One major risk is that ObamaCare created so many government hand-outs that it will be tough to overturn. They’ll be many stories — call them anecdotes in the worst sense of that term in public policy — of people disadvantaged or who will lose government-provided health insurance coverage under the Walden/Brady/Ryan bill.

The Wall Street Journal, for its part, labels the plan one that can set the stage for action in Congress to replace ObamaCare, though it says the first draft is just and only that – a first draft.

But, the Washington Post calls it “heartless and reckless.”

Various critics have labeled it “ObamaCare Lite” and you can almost hear the glee in their voices as they come up with what they believe is such a quotable moniker. The next thing you know the plan will be called “Walden-gate” or “Brady-gate” after the Watergate mess.

As written by Walden, Brady and their staffs, the “American Health Care Act” would be the most consequential GOP social-policy reform since the welfare overhaul of 1996. Not only does the bill repair the failures of the Affordable Care Act, it starts to correct many of the government-created dysfunctions that have bedeviled U.S. health care for decades.

Though the individual insurance market dominates the debate, the House’s Medicaid reform might end up being more important. This safety-net program originally meant for poor women, children and the disabled has morphed into general insurance for working-age, able-bodied adults above the poverty level, despite concerns about low-quality care and price controls.

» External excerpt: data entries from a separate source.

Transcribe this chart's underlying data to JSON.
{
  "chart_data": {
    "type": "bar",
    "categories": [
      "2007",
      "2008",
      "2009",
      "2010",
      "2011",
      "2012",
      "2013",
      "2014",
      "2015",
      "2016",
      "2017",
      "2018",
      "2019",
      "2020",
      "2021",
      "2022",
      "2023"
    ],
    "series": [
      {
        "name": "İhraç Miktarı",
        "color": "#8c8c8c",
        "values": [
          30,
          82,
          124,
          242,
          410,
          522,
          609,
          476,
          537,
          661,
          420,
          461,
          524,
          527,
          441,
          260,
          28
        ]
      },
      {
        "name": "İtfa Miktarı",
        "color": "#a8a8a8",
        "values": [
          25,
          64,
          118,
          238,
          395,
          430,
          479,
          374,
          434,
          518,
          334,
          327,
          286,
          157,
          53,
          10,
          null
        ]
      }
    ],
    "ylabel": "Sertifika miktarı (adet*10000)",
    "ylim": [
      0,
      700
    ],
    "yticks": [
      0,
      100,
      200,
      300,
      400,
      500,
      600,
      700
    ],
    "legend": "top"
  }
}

The House would convert Medicaid’s funding formula from an open-ended entitlement into block grants to states. The amount would be determined by per capita enrollment and grow with medical inflation. States would thus have a reason to set priorities and re-target Medicaid on the truly needy.

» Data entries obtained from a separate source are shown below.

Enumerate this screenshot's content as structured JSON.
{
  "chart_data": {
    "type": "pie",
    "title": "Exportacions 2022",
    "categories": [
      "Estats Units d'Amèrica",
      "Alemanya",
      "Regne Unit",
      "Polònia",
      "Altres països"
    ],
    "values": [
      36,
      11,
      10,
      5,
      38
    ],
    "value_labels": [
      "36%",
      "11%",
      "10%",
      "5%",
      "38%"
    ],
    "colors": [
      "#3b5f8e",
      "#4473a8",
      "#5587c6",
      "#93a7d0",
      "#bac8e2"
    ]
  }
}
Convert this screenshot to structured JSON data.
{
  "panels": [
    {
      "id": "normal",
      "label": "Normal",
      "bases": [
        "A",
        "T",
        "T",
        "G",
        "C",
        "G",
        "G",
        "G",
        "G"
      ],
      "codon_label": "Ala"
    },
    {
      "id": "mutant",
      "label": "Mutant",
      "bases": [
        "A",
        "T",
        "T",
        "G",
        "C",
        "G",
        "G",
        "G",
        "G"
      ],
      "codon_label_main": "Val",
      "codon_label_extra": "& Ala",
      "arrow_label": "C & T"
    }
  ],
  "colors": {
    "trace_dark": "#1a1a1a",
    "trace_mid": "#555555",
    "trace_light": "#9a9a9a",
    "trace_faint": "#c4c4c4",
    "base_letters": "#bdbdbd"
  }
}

In the individual market, the bill discards ObamaCare’s web of mandates and regulations in favor of incentives to buy health insurance in a deregulated market.

Holman Jenkins in the Wall Street Journal wrote a paragraph this week that is worth considering for all of the potential opponents of Walden, Brady and Ryan. “It’s important to note something else,” Jenkins wrote. “Even if we grant sincerity to Mr. Obama’s dream of an egalitarian health-care system, ObamaCare is a fair representation of what political reality would deliver: A system in which elected politicians constantly try to woo specific voter blocs by shifting their costs to other health-care payers or to the general taxpayer.”

To me, Jenkins point is on target and represents an overall reason why it’s time for Congress to get rid of ObamaCare for good. It also would be helpful if the new program was able to get votes from other than just Republicans on the strength of the reality that one of the reasons ObamaCare failed was that it was drafted and voted for only by Democrats.

“It’s time for Republicans to stand up and be counted,” Jenkins continued. “Having been handed the gift of ObamaCare’s failure, can Republicans show voters they can do better with conservative principles. What’s at stake, in the end, is this: Either health care reform heads in a more market-based direction step by step, or it moves toward single-payer system step by step. If Republicans blow this chance and default to Democrats, they might as well endorse single-payer because that is where the politics will end up.”

And this footnote: It’s interesting to note that the media is reporting rising opposition to the plan specifically because it is being considered in public. That’s very different than what happened with ObamaCare several years ago when few Democrats had even read the plan – including then-House Speaker Nancy Pelosi’s comment admitting the same – before they voted it into law, without any Republican support.